Je repartais souvent du café plus riche de nouvelles connaissances. Jocelyn se faisait un devoir de me présenter les personnes qui venaient travailler ou prendre une bouchée en solo au comptoir sarcelle. Le lundi 28 octobre, c’était Marie-Ève, metteuse en scène, qui était à mes côtés pour jouir d’une petite pause et d’une causerie.
Je ne suis pas étonné de voir la vague de témoignages qui a déferlé depuis l’annonce de la mort de Jocelyn et toutes les fleurs qui ont été lancées comme en réaction à ce qu’il avait lui-même semé. Les personnes qui prennent soin de nous, de la façon la plus vraie qui soit, nous marquent, d’autant plus quand elles le font au quotidien.
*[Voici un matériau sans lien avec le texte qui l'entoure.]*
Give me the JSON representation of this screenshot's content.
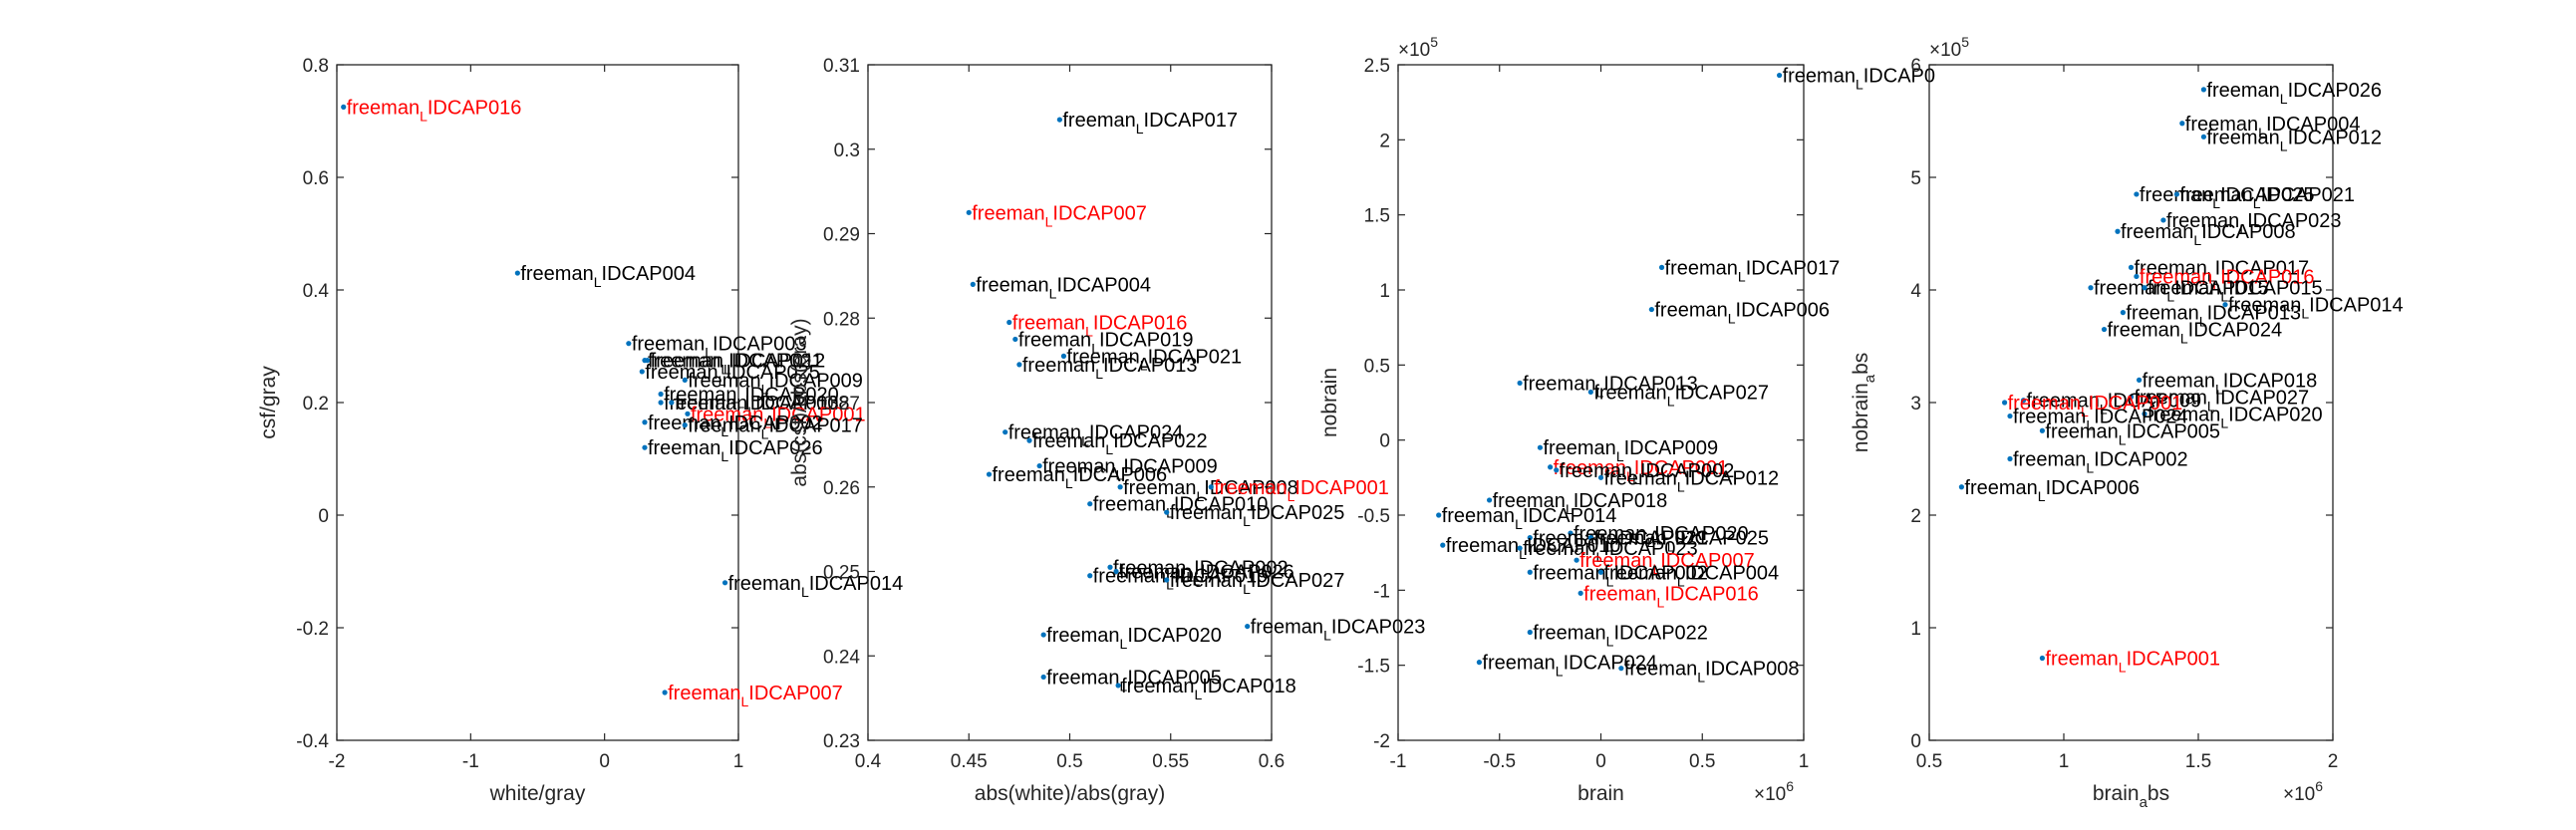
{
  "figure": {
    "panels": 4
  },
  "chart_data": [
    {
      "type": "scatter",
      "xlabel": "white/gray",
      "ylabel": "csf/gray",
      "xlim": [
        -2,
        1
      ],
      "ylim": [
        -0.4,
        0.8
      ],
      "xticks": [
        "-2",
        "-1",
        "0",
        "1"
      ],
      "yticks": [
        "-0.4",
        "-0.2",
        "0",
        "0.2",
        "0.4",
        "0.6",
        "0.8"
      ],
      "grid": false,
      "points": [
        {
          "x": -1.95,
          "y": 0.725,
          "label": "IDCAP016",
          "color": "#ff0000"
        },
        {
          "x": -0.65,
          "y": 0.43,
          "label": "IDCAP004",
          "color": "#000000"
        },
        {
          "x": 0.18,
          "y": 0.305,
          "label": "IDCAP003",
          "color": "#000000"
        },
        {
          "x": 0.3,
          "y": 0.275,
          "label": "IDCAP021",
          "color": "#000000"
        },
        {
          "x": 0.32,
          "y": 0.275,
          "label": "IDCAP012",
          "color": "#000000"
        },
        {
          "x": 0.28,
          "y": 0.255,
          "label": "IDCAP025",
          "color": "#000000"
        },
        {
          "x": 0.6,
          "y": 0.24,
          "label": "IDCAP009",
          "color": "#000000"
        },
        {
          "x": 0.42,
          "y": 0.215,
          "label": "IDCAP020",
          "color": "#000000"
        },
        {
          "x": 0.42,
          "y": 0.2,
          "label": "IDCAP013",
          "color": "#000000"
        },
        {
          "x": 0.5,
          "y": 0.2,
          "label": "IDCAP008",
          "color": "#000000"
        },
        {
          "x": 0.62,
          "y": 0.18,
          "label": "IDCAP001",
          "color": "#ff0000"
        },
        {
          "x": 0.3,
          "y": 0.165,
          "label": "IDCAP002",
          "color": "#000000"
        },
        {
          "x": 0.6,
          "y": 0.16,
          "label": "IDCAP017",
          "color": "#000000"
        },
        {
          "x": 0.3,
          "y": 0.12,
          "label": "IDCAP026",
          "color": "#000000"
        },
        {
          "x": 0.9,
          "y": -0.12,
          "label": "IDCAP014",
          "color": "#000000"
        },
        {
          "x": 0.45,
          "y": -0.315,
          "label": "IDCAP007",
          "color": "#ff0000"
        }
      ]
    },
    {
      "type": "scatter",
      "xlabel": "abs(white)/abs(gray)",
      "ylabel": "abs(csf)/abs(gray)",
      "xlim": [
        0.4,
        0.6
      ],
      "ylim": [
        0.23,
        0.31
      ],
      "xticks": [
        "0.4",
        "0.45",
        "0.5",
        "0.55",
        "0.6"
      ],
      "yticks": [
        "0.23",
        "0.24",
        "0.25",
        "0.26",
        "0.27",
        "0.28",
        "0.29",
        "0.3",
        "0.31"
      ],
      "grid": false,
      "points": [
        {
          "x": 0.495,
          "y": 0.3035,
          "label": "IDCAP017",
          "color": "#000000"
        },
        {
          "x": 0.45,
          "y": 0.2925,
          "label": "IDCAP007",
          "color": "#ff0000"
        },
        {
          "x": 0.452,
          "y": 0.284,
          "label": "IDCAP004",
          "color": "#000000"
        },
        {
          "x": 0.47,
          "y": 0.2795,
          "label": "IDCAP016",
          "color": "#ff0000"
        },
        {
          "x": 0.473,
          "y": 0.2775,
          "label": "IDCAP019",
          "color": "#000000"
        },
        {
          "x": 0.497,
          "y": 0.2755,
          "label": "IDCAP021",
          "color": "#000000"
        },
        {
          "x": 0.475,
          "y": 0.2745,
          "label": "IDCAP013",
          "color": "#000000"
        },
        {
          "x": 0.468,
          "y": 0.2665,
          "label": "IDCAP024",
          "color": "#000000"
        },
        {
          "x": 0.48,
          "y": 0.2655,
          "label": "IDCAP022",
          "color": "#000000"
        },
        {
          "x": 0.485,
          "y": 0.2625,
          "label": "IDCAP009",
          "color": "#000000"
        },
        {
          "x": 0.46,
          "y": 0.2615,
          "label": "IDCAP006",
          "color": "#000000"
        },
        {
          "x": 0.525,
          "y": 0.26,
          "label": "IDCAP008",
          "color": "#000000"
        },
        {
          "x": 0.57,
          "y": 0.26,
          "label": "IDCAP001",
          "color": "#ff0000"
        },
        {
          "x": 0.51,
          "y": 0.258,
          "label": "IDCAP010",
          "color": "#000000"
        },
        {
          "x": 0.548,
          "y": 0.257,
          "label": "IDCAP025",
          "color": "#000000"
        },
        {
          "x": 0.52,
          "y": 0.2505,
          "label": "IDCAP002",
          "color": "#000000"
        },
        {
          "x": 0.523,
          "y": 0.25,
          "label": "IDCAP026",
          "color": "#000000"
        },
        {
          "x": 0.51,
          "y": 0.2495,
          "label": "IDCAP019",
          "color": "#000000"
        },
        {
          "x": 0.548,
          "y": 0.249,
          "label": "IDCAP027",
          "color": "#000000"
        },
        {
          "x": 0.588,
          "y": 0.2435,
          "label": "IDCAP023",
          "color": "#000000"
        },
        {
          "x": 0.487,
          "y": 0.2425,
          "label": "IDCAP020",
          "color": "#000000"
        },
        {
          "x": 0.487,
          "y": 0.2375,
          "label": "IDCAP005",
          "color": "#000000"
        },
        {
          "x": 0.524,
          "y": 0.2365,
          "label": "IDCAP018",
          "color": "#000000"
        }
      ]
    },
    {
      "type": "scatter",
      "xlabel": "brain",
      "ylabel": "nobrain",
      "xlim": [
        -1,
        1
      ],
      "ylim": [
        -2,
        2.5
      ],
      "xticks": [
        "-1",
        "-0.5",
        "0",
        "0.5",
        "1"
      ],
      "yticks": [
        "-2",
        "-1.5",
        "-1",
        "-0.5",
        "0",
        "0.5",
        "1",
        "1.5",
        "2",
        "2.5"
      ],
      "x_exponent": "6",
      "y_exponent": "5",
      "grid": false,
      "points": [
        {
          "x": 0.88,
          "y": 2.43,
          "label": "IDCAP0",
          "color": "#000000"
        },
        {
          "x": 0.3,
          "y": 1.15,
          "label": "IDCAP017",
          "color": "#000000"
        },
        {
          "x": 0.25,
          "y": 0.87,
          "label": "IDCAP006",
          "color": "#000000"
        },
        {
          "x": -0.4,
          "y": 0.38,
          "label": "IDCAP013",
          "color": "#000000"
        },
        {
          "x": -0.05,
          "y": 0.32,
          "label": "IDCAP027",
          "color": "#000000"
        },
        {
          "x": -0.3,
          "y": -0.05,
          "label": "IDCAP009",
          "color": "#000000"
        },
        {
          "x": -0.25,
          "y": -0.18,
          "label": "IDCAP001",
          "color": "#ff0000"
        },
        {
          "x": -0.22,
          "y": -0.2,
          "label": "IDCAP002",
          "color": "#000000"
        },
        {
          "x": 0.0,
          "y": -0.25,
          "label": "IDCAP012",
          "color": "#000000"
        },
        {
          "x": -0.55,
          "y": -0.4,
          "label": "IDCAP018",
          "color": "#000000"
        },
        {
          "x": -0.8,
          "y": -0.5,
          "label": "IDCAP014",
          "color": "#000000"
        },
        {
          "x": -0.15,
          "y": -0.62,
          "label": "IDCAP020",
          "color": "#000000"
        },
        {
          "x": -0.35,
          "y": -0.65,
          "label": "IDCAP021",
          "color": "#000000"
        },
        {
          "x": -0.05,
          "y": -0.65,
          "label": "IDCAP025",
          "color": "#000000"
        },
        {
          "x": -0.78,
          "y": -0.7,
          "label": "IDCAP010",
          "color": "#000000"
        },
        {
          "x": -0.4,
          "y": -0.72,
          "label": "IDCAP023",
          "color": "#000000"
        },
        {
          "x": -0.12,
          "y": -0.8,
          "label": "IDCAP007",
          "color": "#ff0000"
        },
        {
          "x": -0.35,
          "y": -0.88,
          "label": "IDCAP002",
          "color": "#000000"
        },
        {
          "x": 0.0,
          "y": -0.88,
          "label": "IDCAP004",
          "color": "#000000"
        },
        {
          "x": -0.1,
          "y": -1.02,
          "label": "IDCAP016",
          "color": "#ff0000"
        },
        {
          "x": -0.35,
          "y": -1.28,
          "label": "IDCAP022",
          "color": "#000000"
        },
        {
          "x": -0.6,
          "y": -1.48,
          "label": "IDCAP024",
          "color": "#000000"
        },
        {
          "x": 0.1,
          "y": -1.52,
          "label": "IDCAP008",
          "color": "#000000"
        }
      ]
    },
    {
      "type": "scatter",
      "xlabel": "brain_abs",
      "ylabel": "nobrain_abs",
      "xlim": [
        0.5,
        2
      ],
      "ylim": [
        0,
        6
      ],
      "xticks": [
        "0.5",
        "1",
        "1.5",
        "2"
      ],
      "yticks": [
        "0",
        "1",
        "2",
        "3",
        "4",
        "5",
        "6"
      ],
      "x_exponent": "6",
      "y_exponent": "5",
      "grid": false,
      "points": [
        {
          "x": 1.52,
          "y": 5.78,
          "label": "IDCAP026",
          "color": "#000000"
        },
        {
          "x": 1.44,
          "y": 5.48,
          "label": "IDCAP004",
          "color": "#000000"
        },
        {
          "x": 1.52,
          "y": 5.36,
          "label": "IDCAP012",
          "color": "#000000"
        },
        {
          "x": 1.27,
          "y": 4.85,
          "label": "IDCAP025",
          "color": "#000000"
        },
        {
          "x": 1.42,
          "y": 4.85,
          "label": "IDCAP021",
          "color": "#000000"
        },
        {
          "x": 1.37,
          "y": 4.62,
          "label": "IDCAP023",
          "color": "#000000"
        },
        {
          "x": 1.2,
          "y": 4.52,
          "label": "IDCAP008",
          "color": "#000000"
        },
        {
          "x": 1.25,
          "y": 4.2,
          "label": "IDCAP017",
          "color": "#000000"
        },
        {
          "x": 1.27,
          "y": 4.12,
          "label": "IDCAP016",
          "color": "#ff0000"
        },
        {
          "x": 1.1,
          "y": 4.02,
          "label": "IDCAP015",
          "color": "#000000"
        },
        {
          "x": 1.3,
          "y": 4.02,
          "label": "IDCAP015",
          "color": "#000000"
        },
        {
          "x": 1.6,
          "y": 3.87,
          "label": "IDCAP014",
          "color": "#000000"
        },
        {
          "x": 1.22,
          "y": 3.8,
          "label": "IDCAP013",
          "color": "#000000"
        },
        {
          "x": 1.15,
          "y": 3.65,
          "label": "IDCAP024",
          "color": "#000000"
        },
        {
          "x": 1.28,
          "y": 3.2,
          "label": "IDCAP018",
          "color": "#000000"
        },
        {
          "x": 1.25,
          "y": 3.05,
          "label": "IDCAP027",
          "color": "#000000"
        },
        {
          "x": 0.85,
          "y": 3.02,
          "label": "IDCAP009",
          "color": "#000000"
        },
        {
          "x": 0.78,
          "y": 3.0,
          "label": "IDCAP001",
          "color": "#ff0000"
        },
        {
          "x": 1.3,
          "y": 2.9,
          "label": "IDCAP020",
          "color": "#000000"
        },
        {
          "x": 0.8,
          "y": 2.88,
          "label": "IDCAP024",
          "color": "#000000"
        },
        {
          "x": 0.92,
          "y": 2.75,
          "label": "IDCAP005",
          "color": "#000000"
        },
        {
          "x": 0.8,
          "y": 2.5,
          "label": "IDCAP002",
          "color": "#000000"
        },
        {
          "x": 0.62,
          "y": 2.25,
          "label": "IDCAP006",
          "color": "#000000"
        },
        {
          "x": 0.92,
          "y": 0.73,
          "label": "IDCAP001",
          "color": "#ff0000"
        }
      ]
    }
  ]
}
Ce «prendre soin», ce care, Jocelyn l’avait tatoué sur le cœur et le tenait de cet héritage légué par les serveuses qui nous appellent «chéri·e» à trois heures du matin, par les chanteuses authentiques qu’il admirait tant, par la communauté LGBTQ+ qu’il souhaitait toujours mettre en lumière.
Il fallait que les gens devant lui aillent bien. Et quand ce n’était pas le cas, il leur offrait sa présence, son service et son oreille. Il fallait que le monde aille mieux.
Personne ne devrait porter sur ses épaules une telle mission. Ce n’est pas dans la description de tâches.
Le départ du plus lumineux d’entre eux nous rappelle à quel point le boulanger de quartier qui prend des nouvelles du petit, la barmaid du coin qui verse du vin au-delà de la petite ligne, le barista du matin qui sait exactement ce que vous allez commander, la serveuse du diner qui apporte le ketchup en même temps que les frites, le fromager qui dit «vous m’en donnerez des nouvelles!» et la proprio du comptoir de sushis qui offre toujours un petit cadeau en surplus sèment du bonheur et fournissent un précieux service essentiel.
Merci de nous avoir accueilli·es, Jocelyn. Cheers!